Kimi çevrelerce sığınılan yasal limit değerler söylemi; gelişen insan hakları ve temel hukuk kurallarına aykırıdır, esas olan “0” asit yağmuru, “0” ağır metal “0” radyoaktivite bulunan bir bölgede yaşamaktır.
Bölgemize Kurulması Düşünülen Termik Santraller Ülkemizin Uluslararası Yükümlülüklerine de Aykırıdır
T.C.Anayasası madde; 90/son: “Usulüne göre yürürlüğe konulmuş milletlerarası antlaşmalar kanun hükmündedir. Bunlar hakkında Anayasaya aykırılık iddiası ile Anayasa Mahkemesine başvurulamaz. (Ek cümle: 5170 -7.5.2004 / m.7) Usulüne göre yürürlüğe konulmuş temel hak ve özgürlüklere ilişkin milletlerarası antlaşmalarla kanunların aynı konuda farklı hükümler içermesi nedeniyle çıkabilecek uyuşmazlıklarda milletlerarası antlaşma hükümleri esas alınır.” demektedir. Türkiye’nin taraf “Uluslararası Yenilenebilir Enerji Ajansı (IRENA)”, “Kyoto Protokolü” , “Avrupa İnsan Hakları Sözleşmesi” , “Paris Şartı”, “1972 Stockholm Birleşmiş Milletler İnsan Çevresi Konferansı”, “BERNSözleşmesi” çevresel değerlere ilişkin önemli yükümlülükler getirmektedir.
Örnek Bergama Kararı
Ülkemizde açılan ve kamuoyu tarafından en fazla bilinen çevre davalarının Bergamalı yurttaşların açmış olduğu davalar olduğu konusunda kuşku yoktur. Halen Bergama’daki siyanürlü altın işletmesi ile ilgili açılmış davaların bir kısmı devam etmektedir. Danıştay 6.Dairesi’nin 1996/5477Esas ve 1997/2312Karar numaralı kararı benzeri konularda emsal teşkil etmektedir.
Karar,incelendiğinde;
“Belirli dengelerle varlığını sürdüren çevrede, sistemi oluşturan denge unsurlarının yitirilmesi halinde bozulmalar meydana gelecek ve bu bozulmalar üzerinde yabancı zehirlere yol açacak, çevre kirliliğini oluşturacaktır. İnsan yaşamının sağlıklı, dengeli ve bozulmamış bir çevrede sürdürülmesi esastır. Çevrenin korunması insan yaşamı için vazgeçilmezdir. İnsanın doğal yaşamı için vazgeçilmezdir. İnsanın doğal yaşam temellerinin korunması ve geliştirilmesi için çevrenin önemi öncelik kazanmaktadır.(…)

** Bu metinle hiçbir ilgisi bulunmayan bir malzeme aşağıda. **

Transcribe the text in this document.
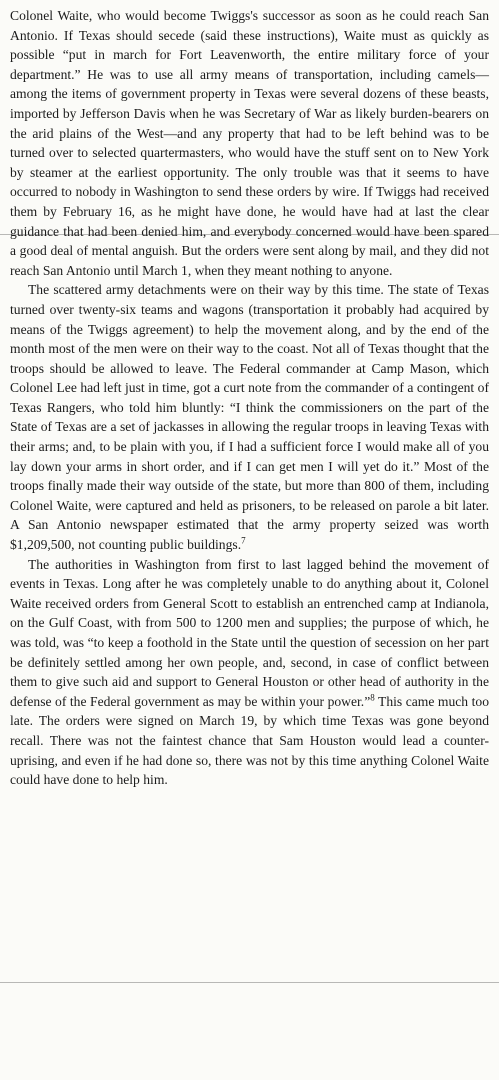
Colonel Waite, who would become Twiggs's successor as soon as he could reach San Antonio. If Texas should secede (said these instructions), Waite must as quickly as possible “put in march for Fort Leavenworth, the entire military force of your department.” He was to use all army means of transportation, including camels—among the items of government property in Texas were several dozens of these beasts, imported by Jefferson Davis when he was Secretary of War as likely burden-bearers on the arid plains of the West—and any property that had to be left behind was to be turned over to selected quartermasters, who would have the stuff sent on to New York by steamer at the earliest opportunity. The only trouble was that it seems to have occurred to nobody in Washington to send these orders by wire. If Twiggs had received them by February 16, as he might have done, he would have had at last the clear guidance that had been denied him, and everybody concerned would have been spared a good deal of mental anguish. But the orders were sent along by mail, and they did not reach San Antonio until March 1, when they meant nothing to anyone.

The scattered army detachments were on their way by this time. The state of Texas turned over twenty-six teams and wagons (transportation it probably had acquired by means of the Twiggs agreement) to help the movement along, and by the end of the month most of the men were on their way to the coast. Not all of Texas thought that the troops should be allowed to leave. The Federal commander at Camp Mason, which Colonel Lee had left just in time, got a curt note from the commander of a contingent of Texas Rangers, who told him bluntly: “I think the commissioners on the part of the State of Texas are a set of jackasses in allowing the regular troops in leaving Texas with their arms; and, to be plain with you, if I had a sufficient force I would make all of you lay down your arms in short order, and if I can get men I will yet do it.” Most of the troops finally made their way outside of the state, but more than 800 of them, including Colonel Waite, were captured and held as prisoners, to be released on parole a bit later. A San Antonio newspaper estimated that the army property seized was worth $1,209,500, not counting public buildings.$^7$

The authorities in Washington from first to last lagged behind the movement of events in Texas. Long after he was completely unable to do anything about it, Colonel Waite received orders from General Scott to establish an entrenched camp at Indianola, on the Gulf Coast, with from 500 to 1200 men and supplies; the purpose of which, he was told, was “to keep a foothold in the State until the question of secession on her part be definitely settled among her own people, and, second, in case of conflict between them to give such aid and support to General Houston or other head of authority in the defense of the Federal government as may be within your power.”$^8$ This came much too late. The orders were signed on March 19, by which time Texas was gone beyond recall. There was not the faintest chance that Sam Houston would lead a counter-uprising, and even if he had done so, there was not by this time anything Colonel Waite could have done to help him.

Doğa ve insan yaşamı üzerindeki bu risk faktörünün gerçekleşmesi olasılığı göz ardı edilmeksizin, faaliyet sonucu elde edilecek ekonomik değer bir tarafa bırakılarak kamu yararının insan yaşamı lehine değerlendirilmesi kaçınılmazdır. Doğa ve insan yaşamı üzerindeki olumsuz yönde risk oluşturabilecek bu faaliyete ekonomik değeri düşünerek izin verilmesinde kamu yararının varlığından söz edilemez. (…)
Türkiye Cumhuriyeti Anayasası’nın 56. maddesinde, herkesin sağlıklı ve dengeli bir çevrede yaşama hakkına sahip olduğu, çevreyi geliştirmek, çevre sağlığını korumak ve çevre kirlenmesini önlemenin devletin ve vatandaşların ödevi olduğu kurala bağlanmış, 2872 sayılı Çevre Kanununun 1. maddesinde de bu kanunun amacının bütün vatandaşların ortak varlığı olan çevrenin korunması, iyileştirilmesi; kırsal ve kentsel alanda arazinin ve doğal kaynakların en uygun şekilde kullanılması ve korunması; su, toprak ve hava kirliliğinin önlenmesi; ülkenin bitki ve hayvan varlığı ile doğal tarihsel zenginliklerinin korunarak, bu günkü ve gelecek kuşakların sağlık, uygarlık ve yaşam düzeyinin geliştirilmesi ve güvence altına alınması için yapılacak düzenlemeleri ve alınacak önlemleri ekonomik ve sosyal kalkınma hedefleriyle uyumlu olarak belirli ve hukuki teknik esaslara göre düzenlemek olduğu belirtilmiştir. (…)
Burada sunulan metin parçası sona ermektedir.